Sonntag, 7. August 2016

Buchtipp - Durchs Nadelöhr

Traumaheilung durch Radikale Erlaubnis - neues Buch von Mike Hellwig

In seinem neuen Buch erzählt uns der Therapeut und Autor nichts Neues - es zu lesen lohnt sich aber dennoch. 

"Nichts Neues" klingt zunächst nach Abwinken - wozu soll ich es dann lesen? Ich meine damit nur, dass dem Konzept der Radikalen Erlaubnis inhaltlich nichts hinzugefügt wird. Die Radikale Erlaubnis bedeutet, kurz gefasst, die unein-geschränkte Anerkennung aller Gefühle, auch der vermeintlich kindischen (in Wirklichkeit: kindlichen) und schmerzlichsten, und unser Körper zeigt uns den Weg dorthin und hindurch.

Die Begriffe Gastgeber (ich), Wächter (meine verschiedenen Verhaltensweisen, mit z.B. schmerzlichen Situationen umzugehen, eine Art Kontrollinstanz) und Gäste (die Flora und Fauna meines Neurosengartens) sind aus früheren Büchern vertraut, hinzugekommen ist das Nadelöhr, durch das ich hindurch muss, um "ganz" zu werden. Das Nadelöhr kennen wir aus der Bibel - Ihr wisst  schon, Kamel vs. reicher Mann etc. Es ist eng und klein, und hindurch kommt es sich nicht so leicht. Bei Hellwig erinnert es an einen Geburtskanal, und der Prozess an eine Wiedergeburt. Diesmal als heiler Mensch. 

Das Neue in "Traumaheilung" ist, dass Mike Hellwig uns an seinem eigenen Weg teilnehmen lässt. Wer seine Bücher * und Videos ** kennt,  weiß schon um seine Furchtlosigkeit, auch sich selbst in seiner Arbeit zu zeigen.
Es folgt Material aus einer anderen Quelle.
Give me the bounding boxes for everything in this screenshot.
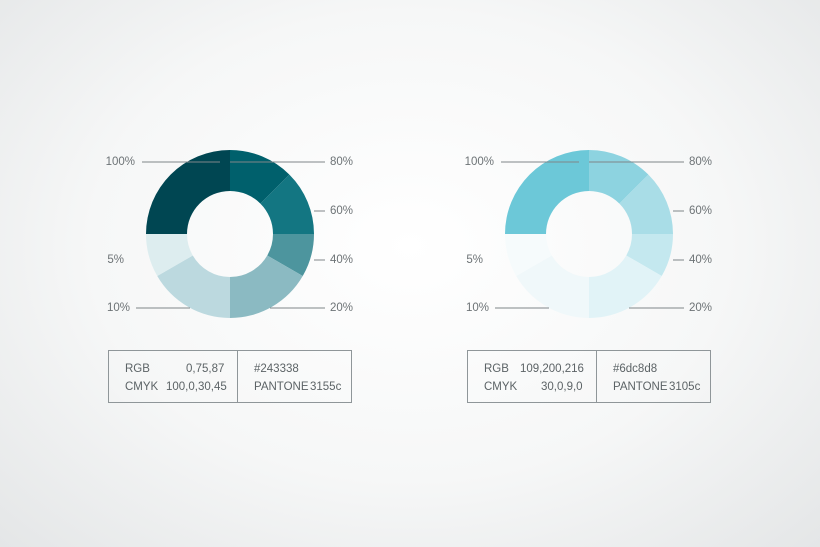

Darin unterscheidet er sich deutlich vom klassischen Therapeuten, der in der Regel zwar empathisch, aber unpersönlich auftritt.

Hellwig erzählt aufrichtig und schonungslos von seiner eigenen Entwicklung inklusive Irrtümern, falscher Heldenverehrung, Tief- und Tiefstpunkten. Aber auch von seinen Entdeckungen und dem Erlebnis der inneren Freiheit und Freude, nachdem er selbst sich das erste Mal unter höllischen Schmerzen durch das Nadelöhr gezwängt hat.
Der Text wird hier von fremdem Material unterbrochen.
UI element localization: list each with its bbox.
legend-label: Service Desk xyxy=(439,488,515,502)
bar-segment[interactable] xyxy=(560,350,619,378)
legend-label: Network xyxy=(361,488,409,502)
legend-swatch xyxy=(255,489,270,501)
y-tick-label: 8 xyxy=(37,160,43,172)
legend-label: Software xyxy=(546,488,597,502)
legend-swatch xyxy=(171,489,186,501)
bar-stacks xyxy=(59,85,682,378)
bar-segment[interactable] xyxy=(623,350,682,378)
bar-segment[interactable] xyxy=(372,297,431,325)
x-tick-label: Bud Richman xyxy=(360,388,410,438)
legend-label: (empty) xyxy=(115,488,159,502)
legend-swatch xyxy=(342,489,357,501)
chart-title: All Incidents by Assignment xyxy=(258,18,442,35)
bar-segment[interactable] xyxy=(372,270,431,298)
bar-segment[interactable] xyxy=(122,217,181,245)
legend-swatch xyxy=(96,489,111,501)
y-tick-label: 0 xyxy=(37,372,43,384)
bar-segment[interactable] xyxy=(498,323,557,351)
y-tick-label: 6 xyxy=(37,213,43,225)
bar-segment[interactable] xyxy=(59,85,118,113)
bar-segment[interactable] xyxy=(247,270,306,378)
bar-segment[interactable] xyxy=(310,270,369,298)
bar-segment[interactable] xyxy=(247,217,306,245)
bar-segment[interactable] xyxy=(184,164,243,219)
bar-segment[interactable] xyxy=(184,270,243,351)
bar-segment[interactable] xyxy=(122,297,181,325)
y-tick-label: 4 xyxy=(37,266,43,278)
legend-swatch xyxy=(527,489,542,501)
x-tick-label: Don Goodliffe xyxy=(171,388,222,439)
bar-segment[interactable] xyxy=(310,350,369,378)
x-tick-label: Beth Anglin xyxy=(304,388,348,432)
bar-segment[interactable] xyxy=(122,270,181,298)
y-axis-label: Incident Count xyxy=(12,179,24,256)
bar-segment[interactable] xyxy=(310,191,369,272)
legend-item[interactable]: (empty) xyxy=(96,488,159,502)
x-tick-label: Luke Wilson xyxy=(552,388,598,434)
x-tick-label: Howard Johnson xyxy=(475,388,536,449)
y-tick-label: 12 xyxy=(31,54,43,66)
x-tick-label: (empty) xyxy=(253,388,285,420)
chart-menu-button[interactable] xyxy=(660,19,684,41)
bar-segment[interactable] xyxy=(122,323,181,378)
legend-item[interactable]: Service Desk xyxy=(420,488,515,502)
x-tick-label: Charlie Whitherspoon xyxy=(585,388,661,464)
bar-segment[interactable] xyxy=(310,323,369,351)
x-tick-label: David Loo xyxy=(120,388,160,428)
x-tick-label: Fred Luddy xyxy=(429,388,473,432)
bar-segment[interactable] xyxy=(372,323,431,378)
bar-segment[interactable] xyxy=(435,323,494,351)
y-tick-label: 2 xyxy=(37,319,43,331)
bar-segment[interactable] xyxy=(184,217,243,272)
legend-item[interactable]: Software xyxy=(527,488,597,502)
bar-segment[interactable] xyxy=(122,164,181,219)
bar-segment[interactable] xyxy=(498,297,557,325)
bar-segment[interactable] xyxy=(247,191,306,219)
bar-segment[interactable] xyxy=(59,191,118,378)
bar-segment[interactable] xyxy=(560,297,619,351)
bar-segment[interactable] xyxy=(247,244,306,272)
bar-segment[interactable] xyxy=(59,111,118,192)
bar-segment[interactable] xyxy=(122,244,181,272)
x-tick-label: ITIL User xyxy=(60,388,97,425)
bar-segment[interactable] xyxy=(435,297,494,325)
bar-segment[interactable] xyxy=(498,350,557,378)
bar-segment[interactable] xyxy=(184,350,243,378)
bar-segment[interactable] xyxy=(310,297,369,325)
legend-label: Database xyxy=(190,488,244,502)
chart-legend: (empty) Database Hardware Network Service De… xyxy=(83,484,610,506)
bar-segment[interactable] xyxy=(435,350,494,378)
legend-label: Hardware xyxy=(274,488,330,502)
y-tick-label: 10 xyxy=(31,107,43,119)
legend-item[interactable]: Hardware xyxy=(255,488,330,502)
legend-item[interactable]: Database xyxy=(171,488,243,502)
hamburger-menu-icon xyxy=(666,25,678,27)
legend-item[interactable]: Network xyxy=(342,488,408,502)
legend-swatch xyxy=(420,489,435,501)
Ein bisschen Eitelkeit mag dabei im Spiel sein, aber als Leser fühle ich mit, und der Weg der Erkenntnis wird nachvollziehbar und glaubwürdig.

Nach Hellwig gibt es keine andere Lösung als alles, was in uns rumort, auch die vermeintlich bösen Gefühle und Gelüste, anzunehmen, wirklich zu fühlen und dies immer wieder, bis sie ihre Macht verlieren. 

Es gilt, nicht etwa den gordischen Knoten mit einem Hieb zu zerschlagen, sondern ihn mutig aber behutsam zu entwirren, bis wir die einzelnen Fäden erkennen und daraus vielleicht etwas Neues knüpfen können.